Hubo imperios que se sucedieron
unos a otros, florecieron y luego cayeron en el silencio y el olvido; levantáronse monumentos en memoria del ingenio humano
y de la filantropía: han sido reducidos a polvo; pero la acción de aquella mujer permanece para siempre. La mano del
Maestro levantó para ella un monumento imperecedero. ¡Que nos sea concedida
la gracia de imitar a aquella mujer y, en los tiempos actuales en que tantos esfuerzos se hacen con fines filantrópicos, que
nuestra obra sea la de corazones apreciando a su Señor ausente que fue rechazado y crucificado!

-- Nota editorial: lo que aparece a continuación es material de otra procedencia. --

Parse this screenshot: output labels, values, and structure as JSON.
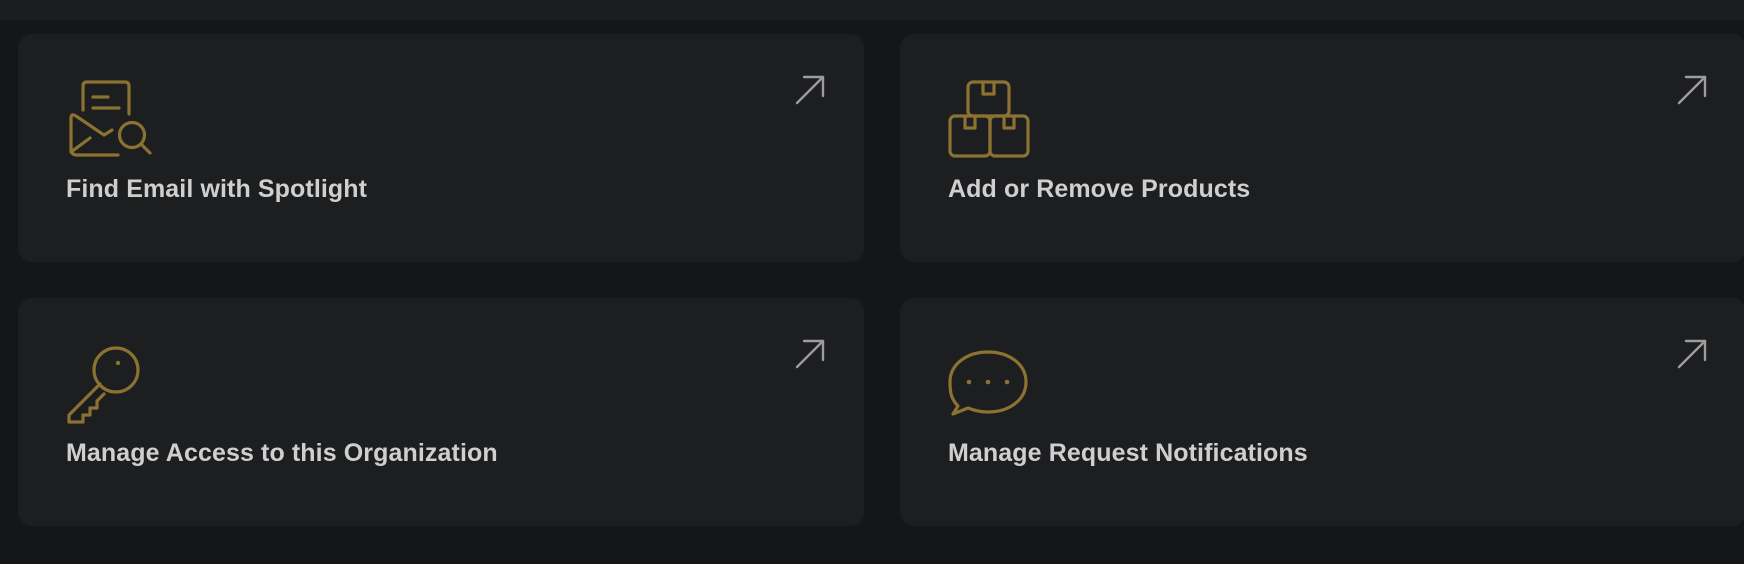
{
  "colors": {
    "page_background": "#151618",
    "card_background": "#1d1e20",
    "icon_gold": "#8c7232",
    "arrow_gray": "#9c9c9c",
    "title_text": "#cfcfcf"
  },
  "cards": [
    {
      "title": "Find Email with Spotlight",
      "icon": "email-search-icon",
      "link_icon": "arrow-up-right-icon"
    },
    {
      "title": "Add or Remove Products",
      "icon": "boxes-icon",
      "link_icon": "arrow-up-right-icon"
    },
    {
      "title": "Manage Access to this Organization",
      "icon": "key-icon",
      "link_icon": "arrow-up-right-icon"
    },
    {
      "title": "Manage Request Notifications",
      "icon": "chat-bubble-icon",
      "link_icon": "arrow-up-right-icon"
    }
  ]
}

Nada pone tan completamente
el corazón a prueba como la cruz; el camino seguido por Jesús de Nazaret rechazado y crucificado. No se trata de
religión, la religión no es Cristo. Consideremos por un momento el párrafo anterior al que hemos meditado en el capítulo 26 de Mateo. En el palacio del sumo sacerdote,
vemos a los ancianos del pueblo reunidos con los jefes de los sacerdotes en torno a Caifás. Ciertamente tenemos aquí
la religión y bajo la forma más imponente. Acordémonos que estos sacerdotes y ancianos eran considerados por el
pueblo como custodios de la enseñanza sagrada y como única autoridad en materia religiosa, habiendo recibido
su cargo de Dios en el sistema establecido en los días de Moisés. La asamblea reunida en el palacio de Caifás no estaba integrada por sacerdotes o augurios de Grecia y de Roma, sino por conductores
de la nación judía. Y, ¿qué hacían en tan solemne cónclave?, "tuvieron
consejo para prender con engaño a Jesús, y matarle." (Mateo 26:4).
Lector, ¡medítalo! Eran
hombres religiosos, cultos, influyentes entre el pueblo, y sin embargo, odiaban a Jesús y consultaron entre sí para
decretar su muerte; para prenderle con engaño y hacerle morir. Estos mismos hombres hubieran podido hablarte de Dios
y de Su culto, de Moisés y de su ley, del sábado y de todos los solemnes ritos de la religión
judaica. Pero odiaban a Cristo. Acuérdate de este solemne hecho. Los hombres pueden ser
muy religiosos, ser guías y conductores para otros, y sin embargo, odiar el Cristo de Dios. Esta es la gran lección que
sacamos en el palacio de Caifás, el sumo sacerdote. La religión no es Cristo, por el contrario, los hombres más religiosos
han sido a menudo los más vehementes enemigos de nuestro amado Señor.
Pero nos dirán tal vez:
«Los tiempos han cambiado. La religión está ahora
tan íntimamente vinculada al nombre de Jesús que un hombre religioso debe necesariamente amar a Jesús.»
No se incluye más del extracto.